Ce que veut dire « racisme systémique »
- Steve Rutchinski -
Manifestation à Toronto pour demander la fin de la
violence et de l'impunité policières,
et appuyer les manifestations aux États-Unis qui
réclament justice pour George Floyd,
le 6 juin 2010
En ce moment, l'expression « racisme
systémique » est utilisée à toutes les sauces
selon ce qui sert l'intérêt du moment. Mais
suggérer que le racisme est « systémique »,
c'est dire qu'il est partout et nulle part à la
fois, c'est imposer l'idée que la société doit
vivre avec lui.
Cette perfidie a débuté au Canada au début des
années 1990 lorsque le gouvernement
néodémocrate de Bob Rae a mandaté Stephen Lewis de
tenir une enquête sur les huit meurtres en quatre
ans de jeunes Noirs en Ontario. Cela a donné
naissance à la Direction générale de l'action
contre le racisme visant « à créer une société
plus inclusive et à prévenir, à cerner et à
éliminer le racisme systémique dans les
politiques, mesures législatives, programmes et
services du gouvernement ». Cette direction
générale a organisé des réunions partout en
Ontario centrées sur l'incapacité de régler le
problème du racisme institutionnel. En 1993,
à l'issue de cette enquête et d'une panoplie de
recommandations, l'Assemblée législative
ontarienne a mis sur pied la « Commission sur le
racisme systémique dans le système de justice
pénale en Ontario ». Dans une lettre, les six
membres de la Commission ont invité les «
communautés touchées par cette enquête » à
donner leurs opinions sur ce qui devait être
étudié, ainsi que sur les solutions proposées aux
problèmes.
La Commission a dit que son objectif était
d'examiner « l'étendue du racisme systémique dans
le système de justice pénale de l'Ontario et faire
des recommandations afin de l'éliminer là où il
est identifié ». Elle avait aussi le mandat
d'examiner « la procédure, les pratiques, et les
politiques dans les institutions du système de
justice pénale en Ontario qui pourraient être la
cause du racisme systémique ou le refléter ».

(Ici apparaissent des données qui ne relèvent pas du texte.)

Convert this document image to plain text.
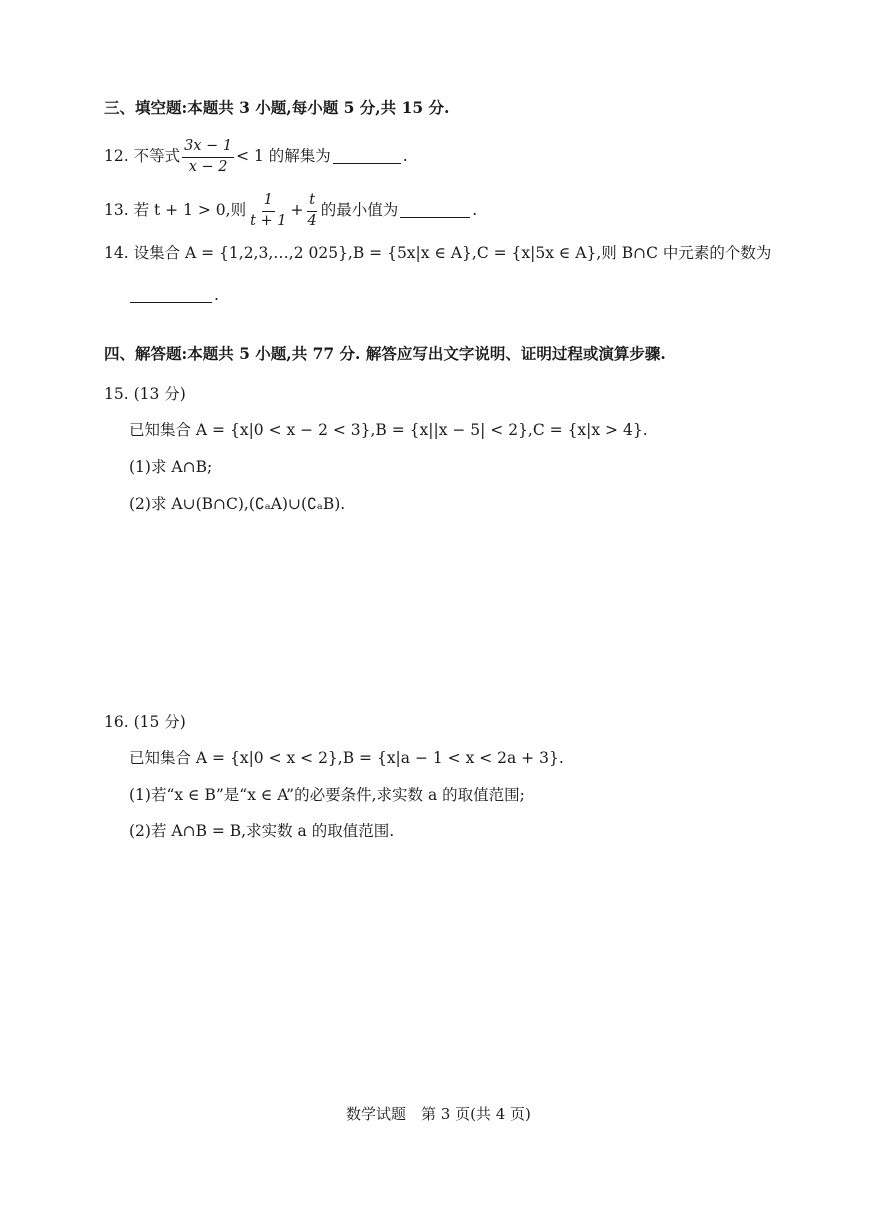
三、填空题:本题共 3 小题,每小题 5 分,共 15 分.
12. 不等式 $\frac{3x - 1}{x - 2} < 1$ 的解集为	.
13. 若 t + 1 > 0,则 $\frac{1}{t + 1} + \frac{t}{4}$ 的最小值为	.
14. 设集合 A = {1,2,3,…,2 025},B = {5x|x ∈ A},C = {x|5x ∈ A},则 B∩C 中元素的个数为
.
四、解答题:本题共 5 小题,共 77 分. 解答应写出文字说明、证明过程或演算步骤.
15. (13 分)
已知集合 A = {x|0 < x − 2 < 3},B = {x||x − 5| < 2},C = {x|x > 4}.
(1)求 A∩B;
(2)求 A∪(B∩C),(∁ₐA)∪(∁ₐB).
16. (15 分)
已知集合 A = {x|0 < x < 2},B = {x|a − 1 < x < 2a + 3}.
(1)若“x ∈ B”是“x ∈ A”的必要条件,求实数 a 的取值范围;
(2)若 A∩B = B,求实数 a 的取值范围.
数学试题　第 3 页(共 4 页)
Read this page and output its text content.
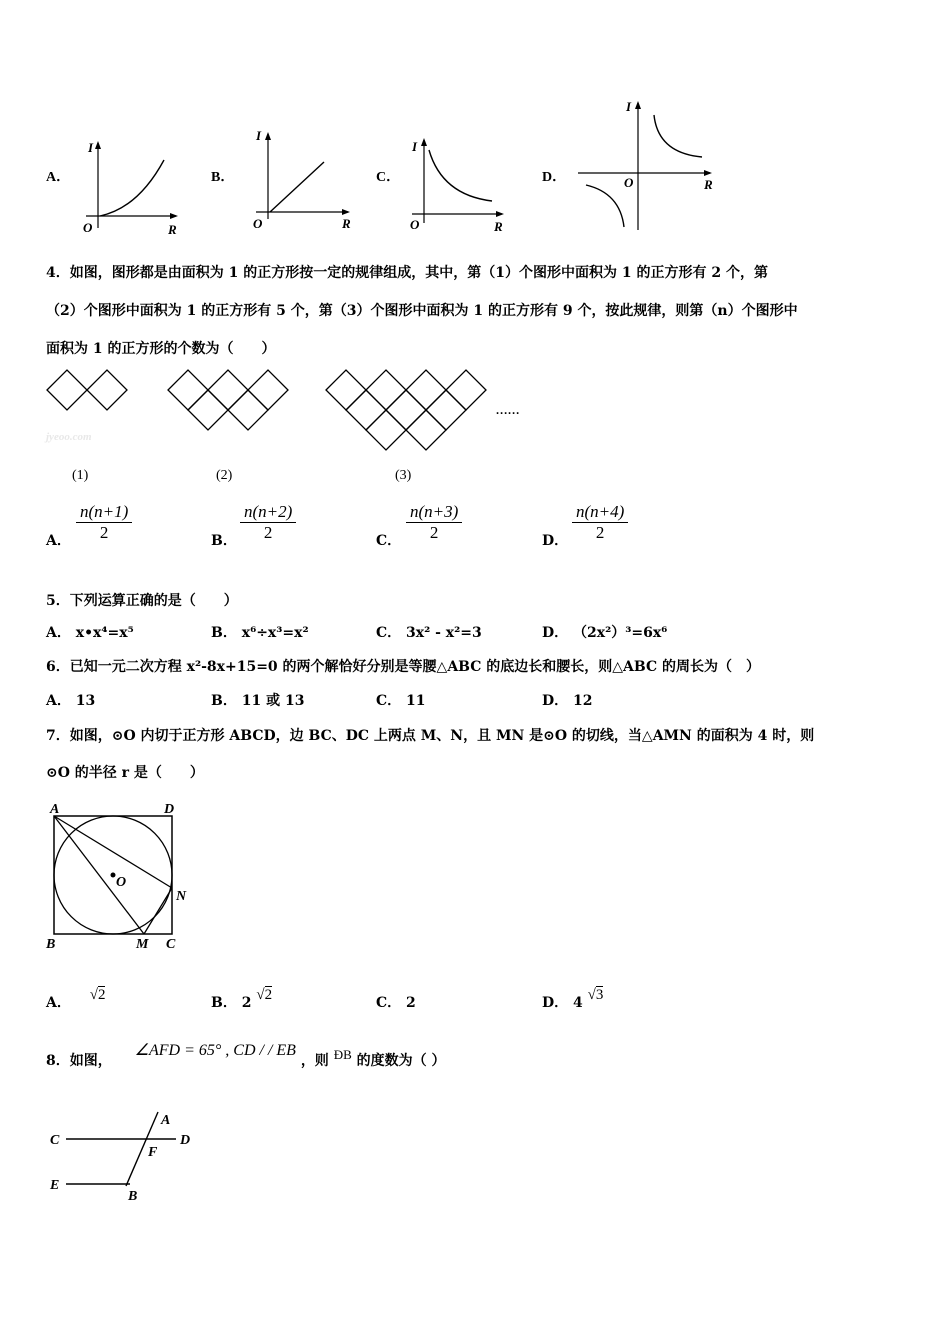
A．
I
R
O
B．
I
R
O
C．
I
R
O
D．
I
R
O
4．如图，图形都是由面积为 1 的正方形按一定的规律组成，其中，第（1）个图形中面积为 1 的正方形有 2 个，第
（2）个图形中面积为 1 的正方形有 5 个，第（3）个图形中面积为 1 的正方形有 9 个，按此规律，则第（n）个图形中
面积为 1 的正方形的个数为（　　）
……
jyeoo.com
(1)	(2)	(3)
A． $\frac{n(n+1)}{2}$	B． $\frac{n(n+2)}{2}$	C． $\frac{n(n+3)}{2}$	D． $\frac{n(n+4)}{2}$
5．下列运算正确的是（　　）
A． x•x⁴=x⁵	B． x⁶÷x³=x²	C． 3x² - x²=3	D． （2x²）³=6x⁶
6．已知一元二次方程 x²-8x+15=0 的两个解恰好分别是等腰△ABC 的底边长和腰长，则△ABC 的周长为（　）
A． 13	B． 11 或 13	C． 11	D． 12
7．如图，⊙O 内切于正方形 ABCD，边 BC、DC 上两点 M、N，且 MN 是⊙O 的切线，当△AMN 的面积为 4 时，则
⊙O 的半径 r 是（　　）
A	D
B	C
M
N
O
A． √2	B． 2 √2	C． 2	D． 4 √3
8．如图， ∠AFD = 65° , CD / / EB ，则 ÐB 的度数为（ ）
A
C	D
F
E
B
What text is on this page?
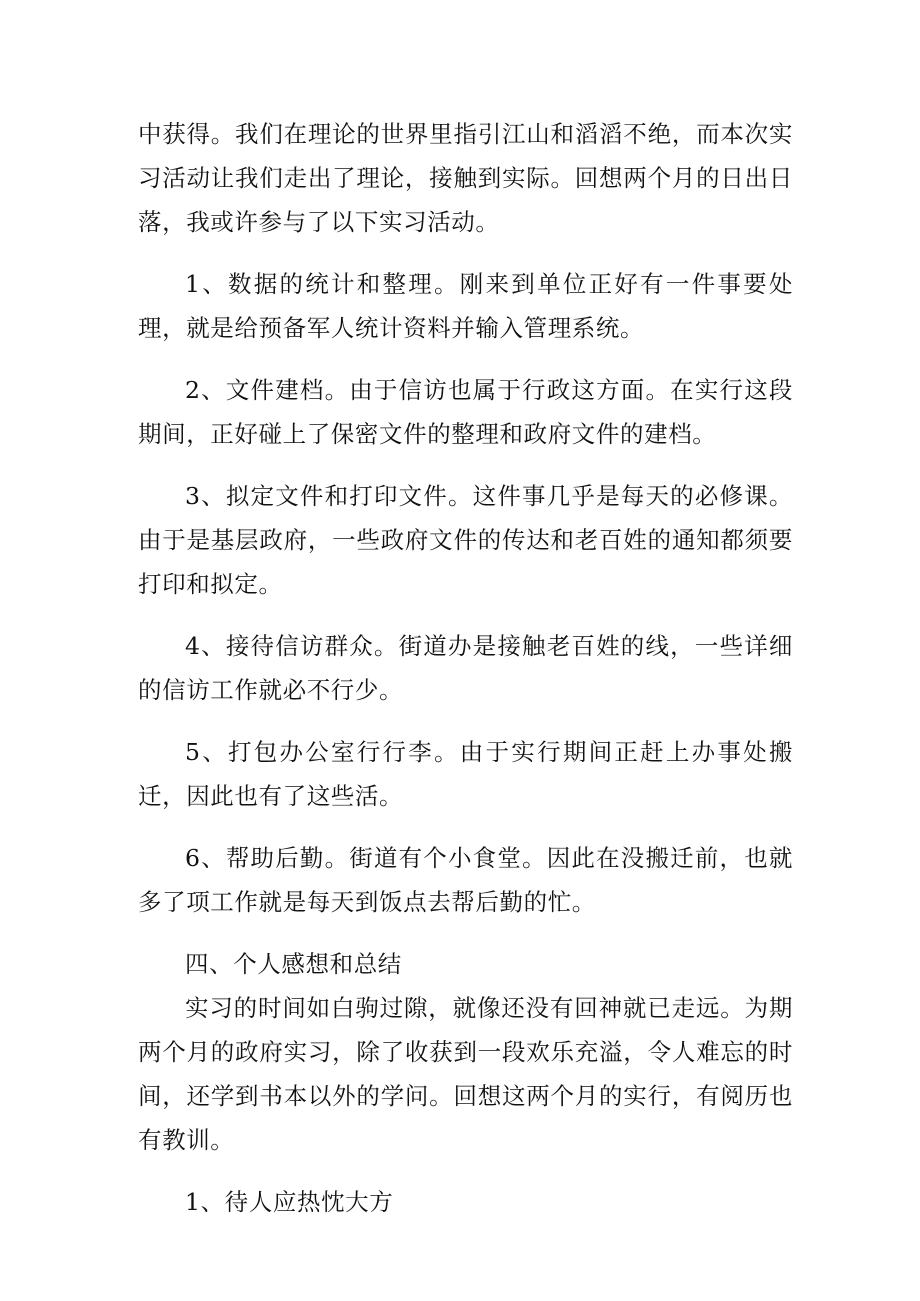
中获得。我们在理论的世界里指引江山和滔滔不绝，而本次实习活动让我们走出了理论，接触到实际。回想两个月的日出日落，我或许参与了以下实习活动。

1、数据的统计和整理。刚来到单位正好有一件事要处理，就是给预备军人统计资料并输入管理系统。

2、文件建档。由于信访也属于行政这方面。在实行这段期间，正好碰上了保密文件的整理和政府文件的建档。

3、拟定文件和打印文件。这件事几乎是每天的必修课。由于是基层政府，一些政府文件的传达和老百姓的通知都须要打印和拟定。

4、接待信访群众。街道办是接触老百姓的线，一些详细的信访工作就必不行少。

5、打包办公室行行李。由于实行期间正赶上办事处搬迁，因此也有了这些活。

6、帮助后勤。街道有个小食堂。因此在没搬迁前，也就多了项工作就是每天到饭点去帮后勤的忙。

四、个人感想和总结

实习的时间如白驹过隙，就像还没有回神就已走远。为期两个月的政府实习，除了收获到一段欢乐充溢，令人难忘的时间，还学到书本以外的学问。回想这两个月的实行，有阅历也有教训。

1、待人应热忱大方
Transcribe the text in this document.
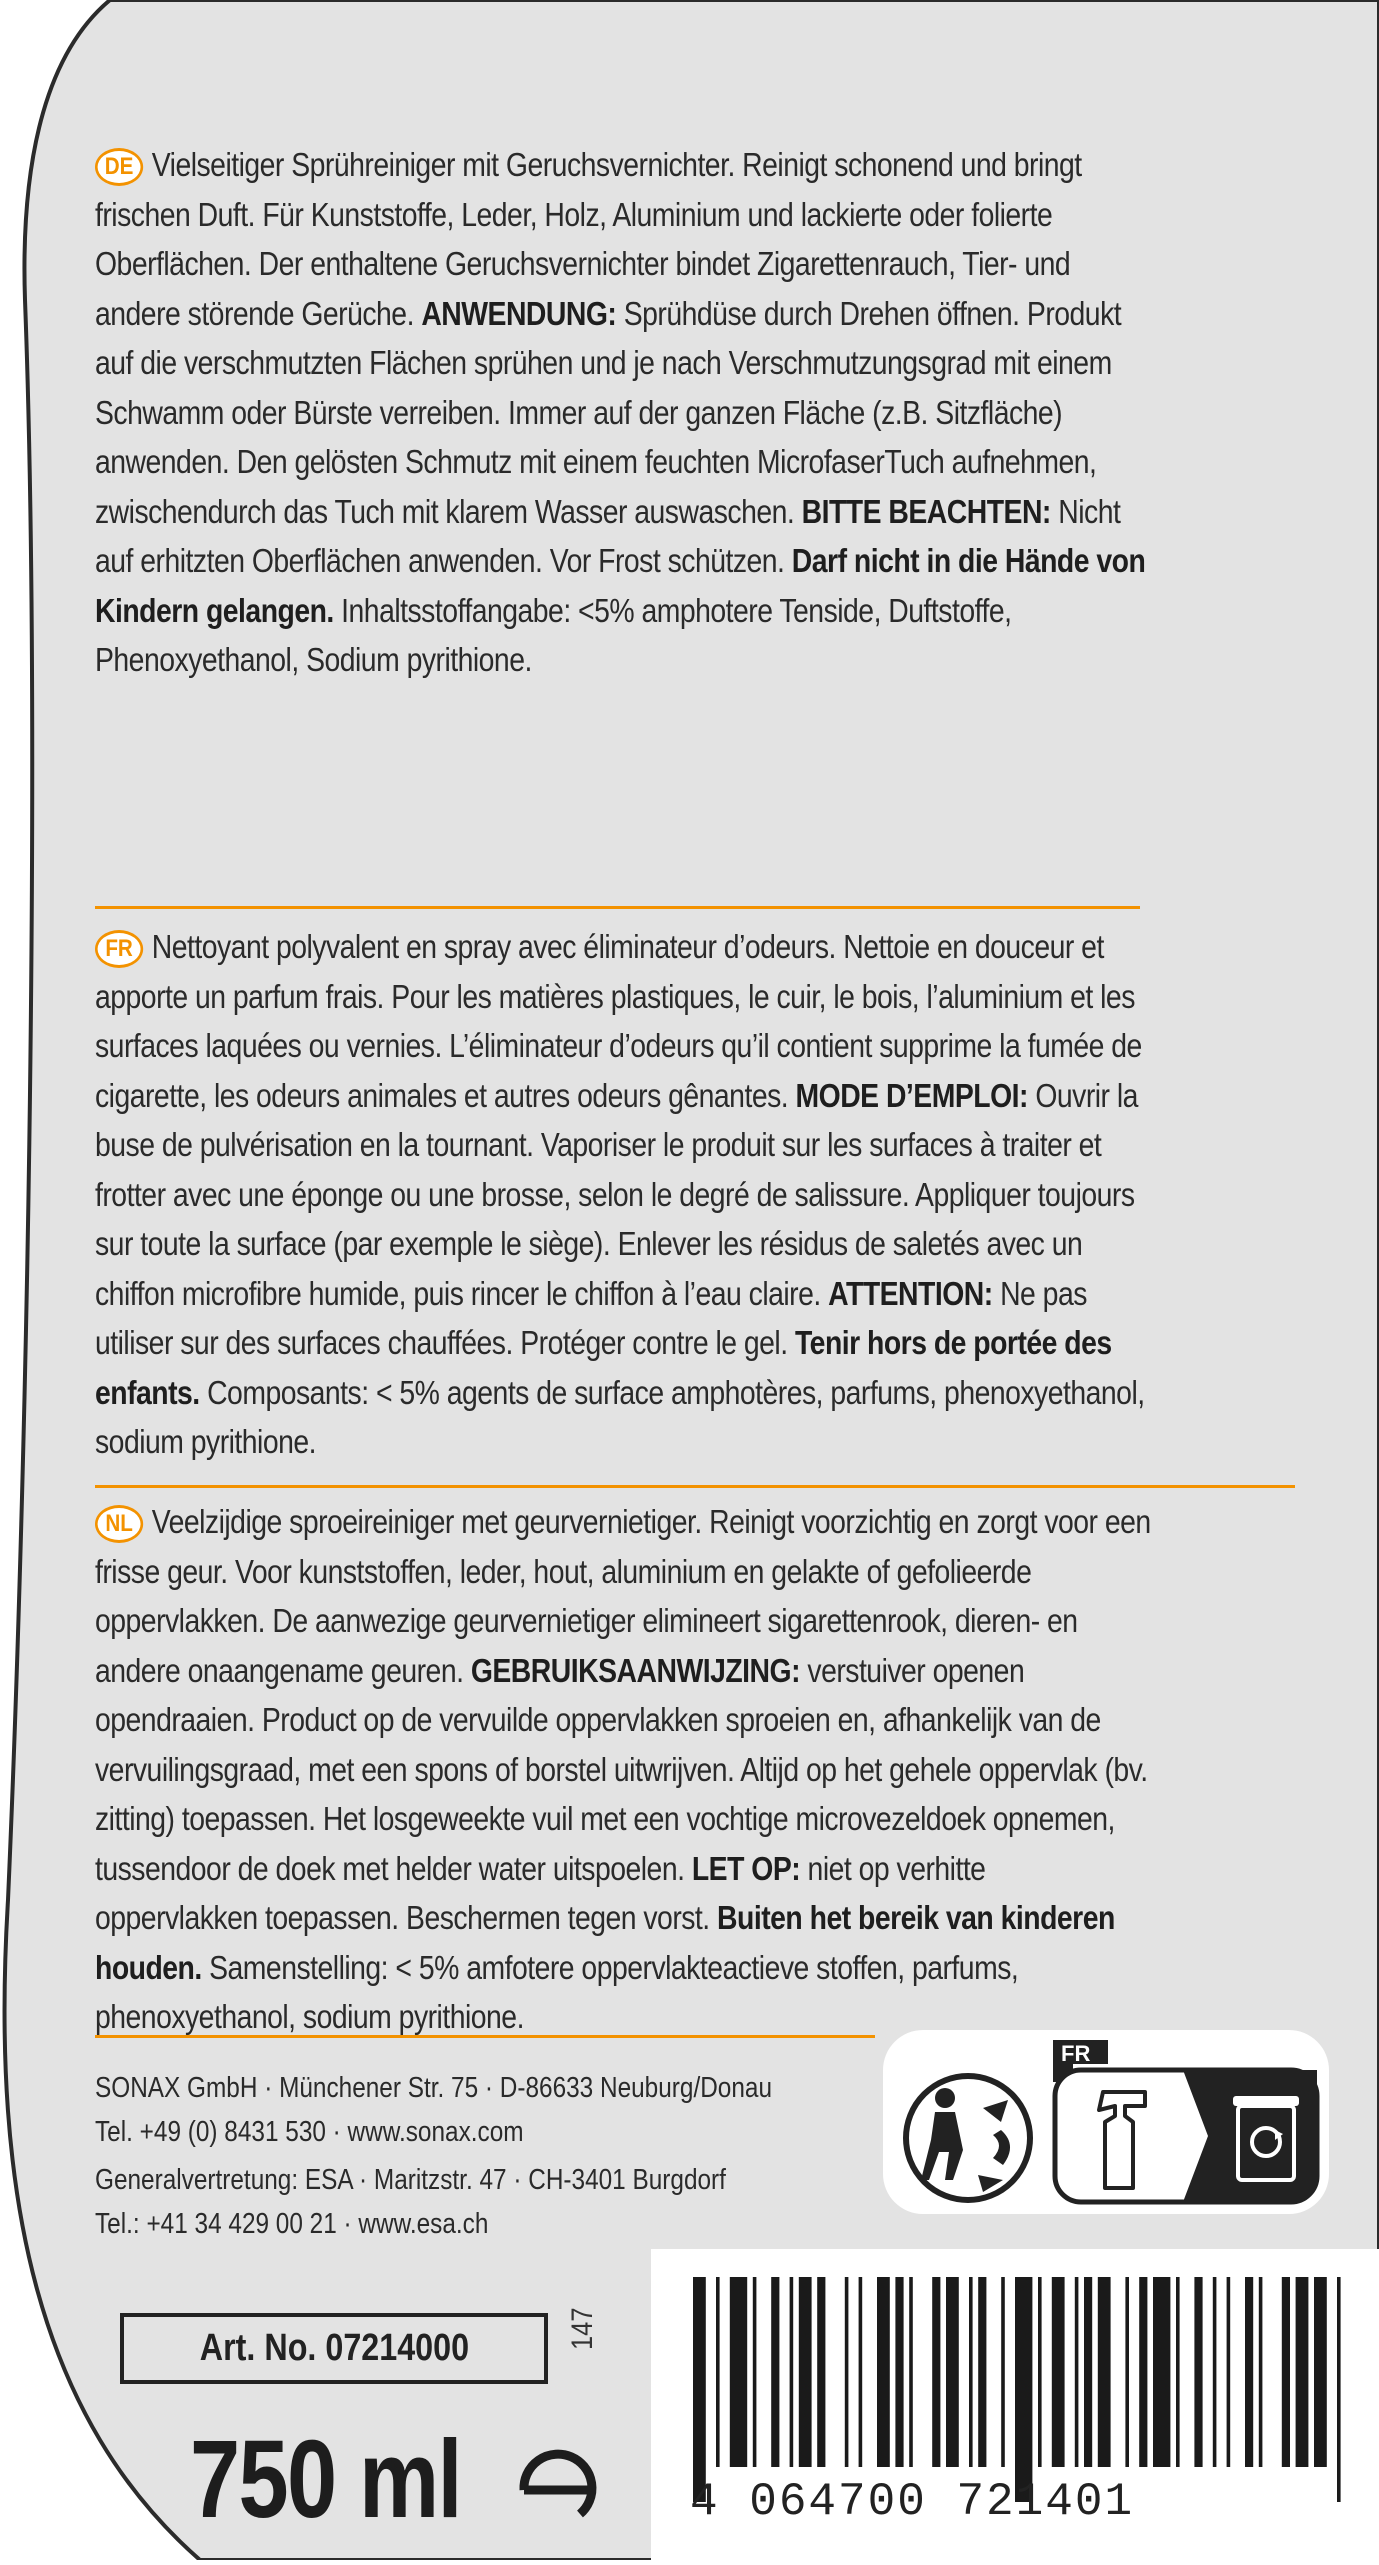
DE Vielseitiger Sprühreiniger mit Geruchsvernichter. Reinigt schonend und bringt frischen Duft. Für Kunststoffe, Leder, Holz, Aluminium und lackierte oder folierte Oberflächen. Der enthaltene Geruchsvernichter bindet Zigarettenrauch, Tier- und andere störende Gerüche. ANWENDUNG: Sprühdüse durch Drehen öffnen. Produkt auf die verschmutzten Flächen sprühen und je nach Verschmutzungsgrad mit einem Schwamm oder Bürste verreiben. Immer auf der ganzen Fläche (z.B. Sitzfläche) anwenden. Den gelösten Schmutz mit einem feuchten MicrofaserTuch aufnehmen, zwischendurch das Tuch mit klarem Wasser auswaschen. BITTE BEACHTEN: Nicht auf erhitzten Oberflächen anwenden. Vor Frost schützen. Darf nicht in die Hände von Kindern gelangen. Inhaltsstoffangabe: <5% amphotere Tenside, Duftstoffe, Phenoxyethanol, Sodium pyrithione.
FR Nettoyant polyvalent en spray avec éliminateur d’odeurs. Nettoie en douceur et apporte un parfum frais. Pour les matières plastiques, le cuir, le bois, l’aluminium et les surfaces laquées ou vernies. L’éliminateur d’odeurs qu’il contient supprime la fumée de cigarette, les odeurs animales et autres odeurs gênantes. MODE D’EMPLOI: Ouvrir la buse de pulvérisation en la tournant. Vaporiser le produit sur les surfaces à traiter et frotter avec une éponge ou une brosse, selon le degré de salissure. Appliquer toujours sur toute la surface (par exemple le siège). Enlever les résidus de saletés avec un chiffon microfibre humide, puis rincer le chiffon à l’eau claire. ATTENTION: Ne pas utiliser sur des surfaces chauffées. Protéger contre le gel. Tenir hors de portée des enfants. Composants: < 5% agents de surface amphotères, parfums, phenoxyethanol, sodium pyrithione.
NL Veelzijdige sproeireiniger met geurvernietiger. Reinigt voorzichtig en zorgt voor een frisse geur. Voor kunststoffen, leder, hout, aluminium en gelakte of gefolieerde oppervlakken. De aanwezige geurvernietiger elimineert sigarettenrook, dieren- en andere onaangename geuren. GEBRUIKSAANWIJZING: verstuiver openen opendraaien. Product op de vervuilde oppervlakken sproeien en, afhankelijk van de vervuilingsgraad, met een spons of borstel uitwrijven. Altijd op het gehele oppervlak (bv. zitting) toepassen. Het losgeweekte vuil met een vochtige microvezeldoek opnemen, tussendoor de doek met helder water uitspoelen. LET OP: niet op verhitte oppervlakken toepassen. Beschermen tegen vorst. Buiten het bereik van kinderen houden. Samenstelling: < 5% amfotere oppervlakteactieve stoffen, parfums, phenoxyethanol, sodium pyrithione.
SONAX GmbH · Münchener Str. 75 · D-86633 Neuburg/Donau
Tel. +49 (0) 8431 530 · www.sonax.com
Generalvertretung: ESA · Maritzstr. 47 · CH-3401 Burgdorf
Tel.: +41 34 429 00 21 · www.esa.ch
FR
Art. No. 07214000	147
750 ml	4 064700 721401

Elle devait cibler le « racisme à l'endroit de la
population noire dans les communautés urbaines, en
se penchant particulièrement sur la situation des
femmes et des jeunes, tout en tenant compte de la
vulnérabilité de toutes les communautés de
minorités raciales ». Elle précisait
clairement qu'elle n'avait aucune autorité à
enquêter sur « les allégations individuelles de
méfaits ».
La Commission a défini le « racisme
systémique » comme étant des « procédures et
pratiques, certaines, non intentionnelles, qui
désavantagent et discriminent les minorités
raciales ». Dans une note de bas de page au
sujet de cette définition, elle ajoute : « Le
terme minorité raciale fait partie des points de
référence de la Commission. Celle-ci reconnaît que
beaucoup de gens le trouvent inapproprié. »
La définition de racisme systémique de la
Commission remet en question sa propre existence
et ses propres termes de référence. Elle a été
obligée d'abandonner le terme « minorité
visible » qui avait été utilisé dans
l'enquête présidée par Stephen Lewis en juin 1992
et qui paraissait encore plus offensant à cette
époque. La définition officielle de « minorité
visible » dans le Livre vert sur
l'Immigration de 1975 est « de personnes,
autres que les Autochtones, qui ne sont pas de
race blanche ou qui n'ont pas la peau
blanche ». N'en demeure pas moins que la
Commission définissait les individus en fonction
de la couleur de la peau, ce qui veut dire qu'elle
aussi utilisait une terminologie que les gens
trouvent « inappropriée » précisément parce
qu'ainsi, ils sont définis comme étant autre chose
que des membres du corps politique ayant des
droits égaux.
En institutionnalisant des concepts comme «
minorités visibles » et « minorités
raciales » par le biais de lois et de
diverses agences et commissions, la notion a été
ancrée dans la société qu'il existe des « droits
des minorités » et des « droits de la
majorité » et qu'entre eux il y a une tension
constante. L'État se présente comme le défenseur
des « droits des minorités ». Une société
démocratique ne reconnaît pas ce genre de
catégories de droits. Au contraire, elle reconnaît
des citoyens qui ont tous les mêmes droits et
responsabilités, sans égard au sexe, à la race, à
l'origine sociale, à la richesse, à l'habileté, à
la religion, à l'origine nationale, à la croyance,
etc. Tous sont égaux devant la loi.
La Commission provinciale mise sur pied
en 1993 tentait de donner l'impression qu'il
est difficile de confirmer si un individu est
traité différemment devant la loi, par exemple en
ce qui a trait à la durée d'une peine
d'incarcération ou à une libération sous caution.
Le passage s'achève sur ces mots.